Under the rule recognized as applicable to this statute (section 4778, Code of 1923), if claimant had no notice or knowledge that the car was to be used for any unlawful purpose, or no notice or knowledge of any fact calculated to excite suspicion, so as to put a reasonably prudent person on inquiry as to such intended use, then inquiry on its part was not demanded. "This rule was adopted as reasonable and just, and as expressive of the legislative intent that innocent parties free from fault should not suffer loss through the wrong of another." Edwards v. State,
At the time of the seizure (2 o'clock of the afternoon of November 8, 1928) the car was *361
being driven by one Charlie Dennison, who has a reputation in that community as a dealer in prohibited liquors. Had claimant knowingly placed its car in Dennison's possession, a different situation would be presented. Parker v. State, post, p. 362,
The evidence for claimant first establishes the ownership of this car and its use by the sales agent as a demonstrator. If this agent's testimony is to be believed, the possession of the car obtained from him amounted to theft by trickery. He states that about 11 o'clock of the morning of November 8th, a man and a woman drove up to the claimant's place of business in a Stutz roadster. The man gave his name as Smith, and posed as a prospective purchaser of a car, and wanted a roadster. No new roadster was in stock, but the agent showed him this Auburn 8 roadster, which he used as a demonstrator. The prospect appeared interested, and, after some discussion as to the engine and the tires, asked if there would be any objection should he take the car to his mechanic, saying he would let his car and his wife remain there during the time. The woman remained in the prospect's car (Stutz roadster), the agent talking to her, some 30 minutes, when she suggested some mishap, and that, as she knew where he was going to take the car, she would go and see what was the trouble, and drove off. The couple not returning, a search was instituted, and the next they learned of the car some one called the place and informed them the car had been seized and was at the county jail. The agent did not know, and had never seen, these two people, but he insists it was only natural to accede to the request of the prospect, in view of the normal desire not to offend by refusal, and especially in view of the fact that there was left a Stutz roadster with the woman remaining therein, whom he was led to believe was the prospect's wife.
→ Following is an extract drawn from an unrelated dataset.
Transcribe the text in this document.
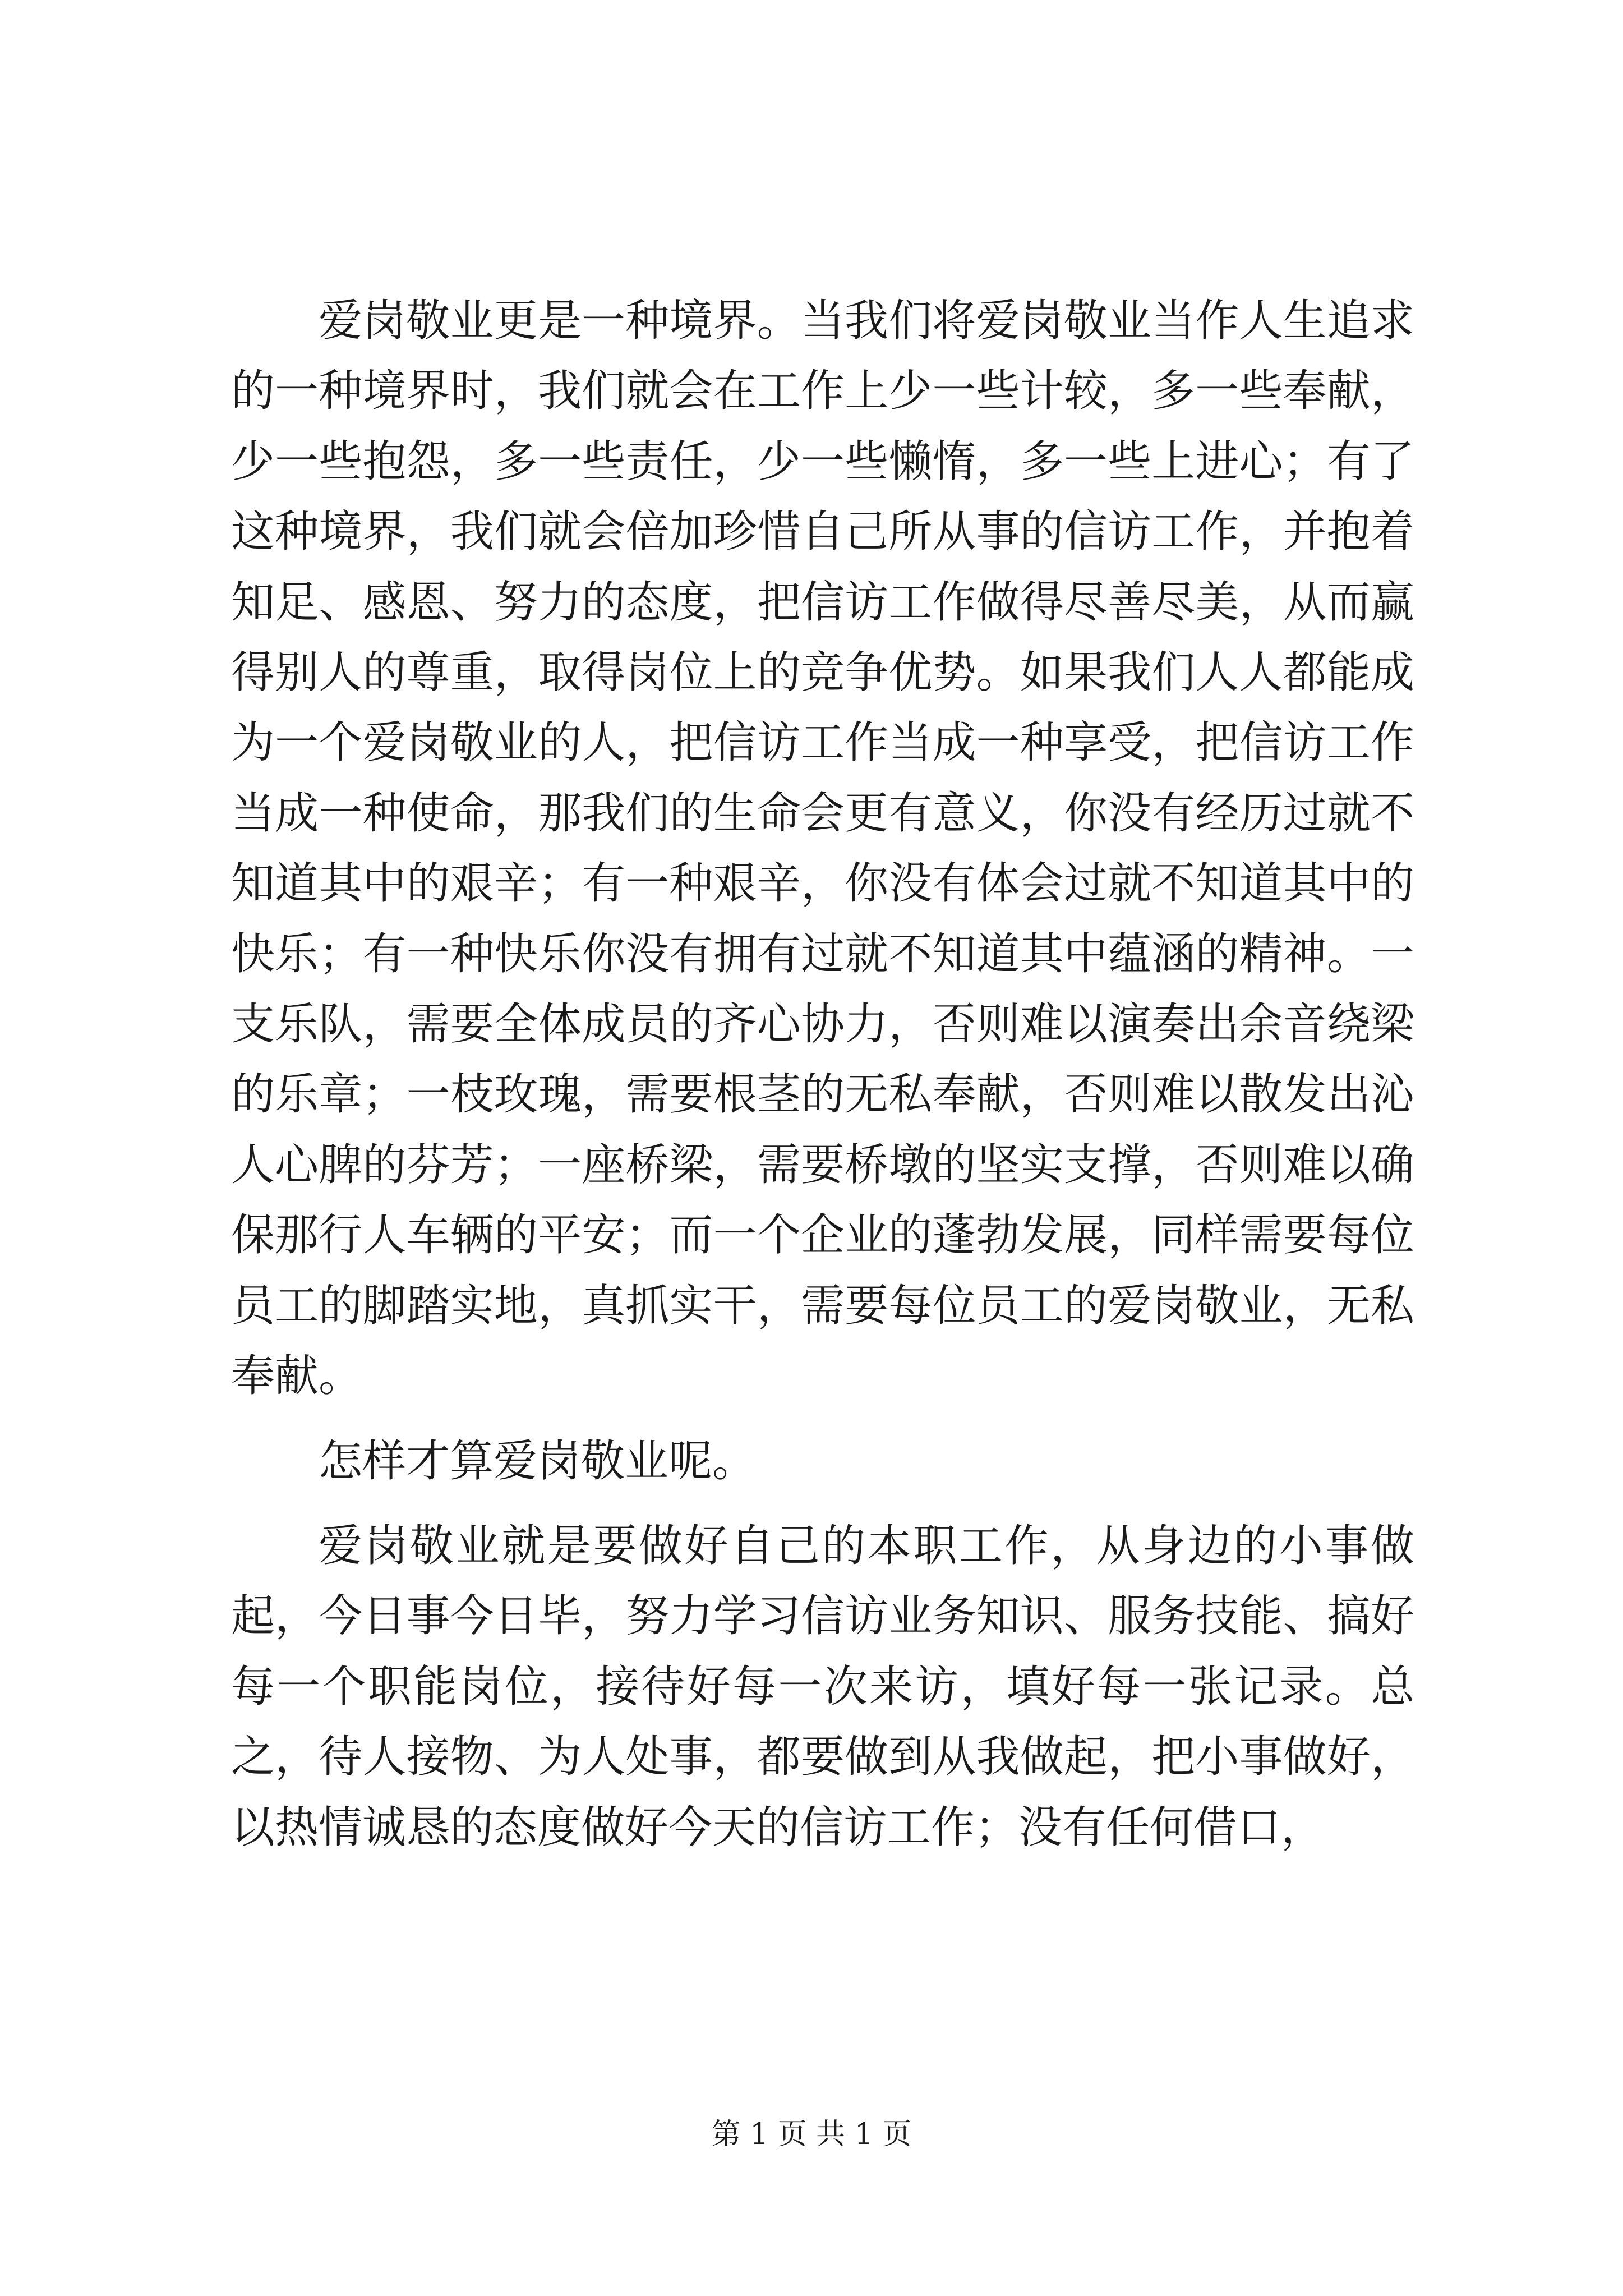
爱岗敬业更是一种境界。当我们将爱岗敬业当作人生追求的一种境界时，我们就会在工作上少一些计较，多一些奉献，少一些抱怨，多一些责任，少一些懒惰，多一些上进心；有了这种境界，我们就会倍加珍惜自己所从事的信访工作，并抱着知足、感恩、努力的态度，把信访工作做得尽善尽美，从而赢得别人的尊重，取得岗位上的竞争优势。如果我们人人都能成为一个爱岗敬业的人，把信访工作当成一种享受，把信访工作当成一种使命，那我们的生命会更有意义，你没有经历过就不知道其中的艰辛；有一种艰辛，你没有体会过就不知道其中的快乐；有一种快乐你没有拥有过就不知道其中蕴涵的精神。一支乐队，需要全体成员的齐心协力，否则难以演奏出余音绕梁的乐章；一枝玫瑰，需要根茎的无私奉献，否则难以散发出沁人心脾的芬芳；一座桥梁，需要桥墩的坚实支撑，否则难以确保那行人车辆的平安；而一个企业的蓬勃发展，同样需要每位员工的脚踏实地，真抓实干，需要每位员工的爱岗敬业，无私奉献。

怎样才算爱岗敬业呢。

爱岗敬业就是要做好自己的本职工作，从身边的小事做起，今日事今日毕，努力学习信访业务知识、服务技能、搞好每一个职能岗位，接待好每一次来访，填好每一张记录。总之，待人接物、为人处事，都要做到从我做起，把小事做好，以热情诚恳的态度做好今天的信访工作；没有任何借口，

第 1 页 共 1 页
We are not prepared to deny this insistence; but, in any event, there is nothing in the transaction to arouse suspicion of a reasonably prudent person that the possession of the car was obtained for an illegal purpose, or with any intent for use in the violation of the prohibition statute. The agent had been in Birmingham five or six years and with claimant only a few months. He knew Dennison when he saw him, and states positively this prospective purchaser was not he. There had been no sale of the property, but only a temporary possession, obtained for a stated legitimate purpose, and we think it clear from this proof, so far as the prohibition law is concerned, there was nothing in the circumstances calling for inquiry or action on the part of the agent. This leads to the conclusion that the decree rendered cannot be rested upon negligence of the agent in the respect indicated.
The state endeavored, it appears, to show some sort of confederacy between the agent of claimant and Dennison, in the proof by the officers that they had seen this car where Dennison resided just three weeks before the seizure. But in this we think the proof entirely fails. The testimony of these two officers, duly analyzed, was merely to the effect the car they saw at Dennison's was like the one seized, and they were unable to point to any one particular identifying feature. The proof is without dispute there were several cars sold in that community of the same model and same appearance.
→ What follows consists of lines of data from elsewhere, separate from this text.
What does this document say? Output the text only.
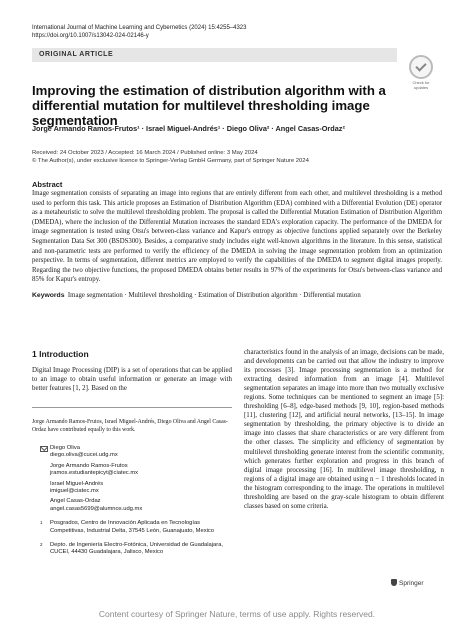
International Journal of Machine Learning and Cybernetics (2024) 15:4255–4323
https://doi.org/10.1007/s13042-024-02146-y
ORIGINAL ARTICLE
Check for updates
Improving the estimation of distribution algorithm with a differential mutation for multilevel thresholding image segmentation
Jorge Armando Ramos-Frutos¹ · Israel Miguel-Andrés¹ · Diego Oliva² · Angel Casas-Ordaz²
Received: 24 October 2023 / Accepted: 16 March 2024 / Published online: 3 May 2024
© The Author(s), under exclusive licence to Springer-Verlag GmbH Germany, part of Springer Nature 2024
Abstract
Image segmentation consists of separating an image into regions that are entirely different from each other, and multilevel thresholding is a method used to perform this task. This article proposes an Estimation of Distribution Algorithm (EDA) combined with a Differential Evolution (DE) operator as a metaheuristic to solve the multilevel thresholding problem. The proposal is called the Differential Mutation Estimation of Distribution Algorithm (DMEDA), where the inclusion of the Differential Mutation increases the standard EDA's exploration capacity. The performance of the DMEDA for image segmentation is tested using Otsu's between-class variance and Kapur's entropy as objective functions applied separately over the Berkeley Segmentation Data Set 300 (BSDS300). Besides, a comparative study includes eight well-known algorithms in the literature. In this sense, statistical and non-parametric tests are performed to verify the efficiency of the DMEDA in solving the image segmentation problem from an optimization perspective. In terms of segmentation, different metrics are employed to verify the capabilities of the DMEDA to segment digital images properly. Regarding the two objective functions, the proposed DMEDA obtains better results in 97% of the experiments for Otsu's between-class variance and 85% for Kapur's entropy.
Keywords Image segmentation · Multilevel thresholding · Estimation of Distribution algorithm · Differential mutation
1 Introduction
Digital Image Processing (DIP) is a set of operations that can be applied to an image to obtain useful information or generate an image with better features [1, 2]. Based on the
Jorge Armando Ramos-Frutos, Israel Miguel-Andrés, Diego Oliva and Angel Casas-Ordaz have contributed equally to this work.
Diego Oliva
diego.oliva@cucei.udg.mx
Jorge Armando Ramos-Frutos
jramos.estudiantepicyt@ciatec.mx
Israel Miguel-Andrés
imiguel@ciatec.mx
Angel Casas-Ordaz
angel.casas5699@alumnos.udg.mx
1 Posgrados, Centro de Innovación Aplicada en Tecnologías Competitivas, Industrial Delta, 37545 León, Guanajuato, Mexico
2 Depto. de Ingeniería Electro-Fotónica, Universidad de Guadalajara, CUCEI, 44430 Guadalajara, Jalisco, Mexico
characteristics found in the analysis of an image, decisions can be made, and developments can be carried out that allow the industry to improve its processes [3]. Image processing segmentation is a method for extracting desired information from an image [4]. Multilevel segmentation separates an image into more than two mutually exclusive regions. Some techniques can be mentioned to segment an image [5]: thresholding [6–8], edge-based methods [9, 10], region-based methods [11], clustering [12], and artificial neural networks, [13–15]. In image segmentation by thresholding, the primary objective is to divide an image into classes that share characteristics or are very different from the other classes. The simplicity and efficiency of segmentation by multilevel thresholding generate interest from the scientific community, which generates further exploration and progress in this branch of digital image processing [16]. In multilevel image thresholding, n regions of a digital image are obtained using n − 1 thresholds located in the histogram corresponding to the image. The operations in multilevel thresholding are based on the gray-scale histogram to obtain different classes based on some criteria.
Springer
Content courtesy of Springer Nature, terms of use apply. Rights reserved.
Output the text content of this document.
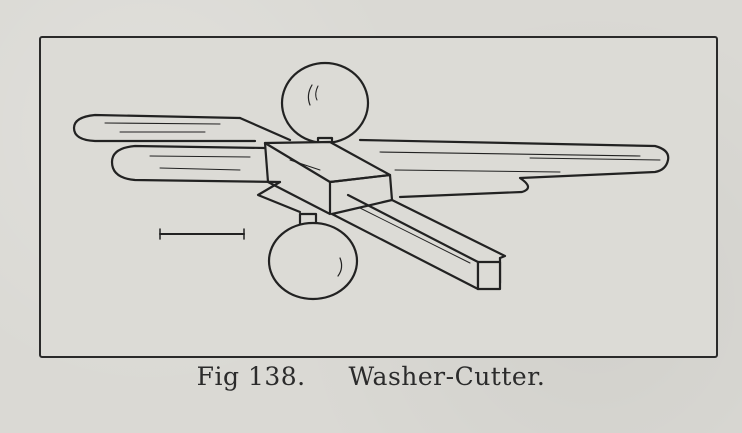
Fig 138. Washer-Cutter.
When it is considered that all that occurred took place about midday, and nothing to show any intimacy whatever existing between the agent and any one criminally engaged, and no motive or interest on his part to thus subject claimant's property to the hazard of seizure, we think the conclusion of the existence of such confederacy, as attempted to be shown, must rest upon the merest conjecture, which will not suffice as sustaining a judgment or decree.
The evidence in this record is not voluminous, and has been carefully read and considered by the court in consultation. Further discussion thereof is unnecessary. We are persuaded claimant, as the innocent owner of this car, was entitled to its release. This conclusion is reached upon consideration of the uncontroverted evidence in the case, and the rule as to the weight to be given the finding of the court upon the facts when witnesses are examined orally before him, is without application. Edwards v. State, supra.
The decree will be reversed, and one here rendered in claimant's behalf.
Reversed and rendered.
ANDERSON, C. J., and BOULDIN and FOSTER, JJ., concur.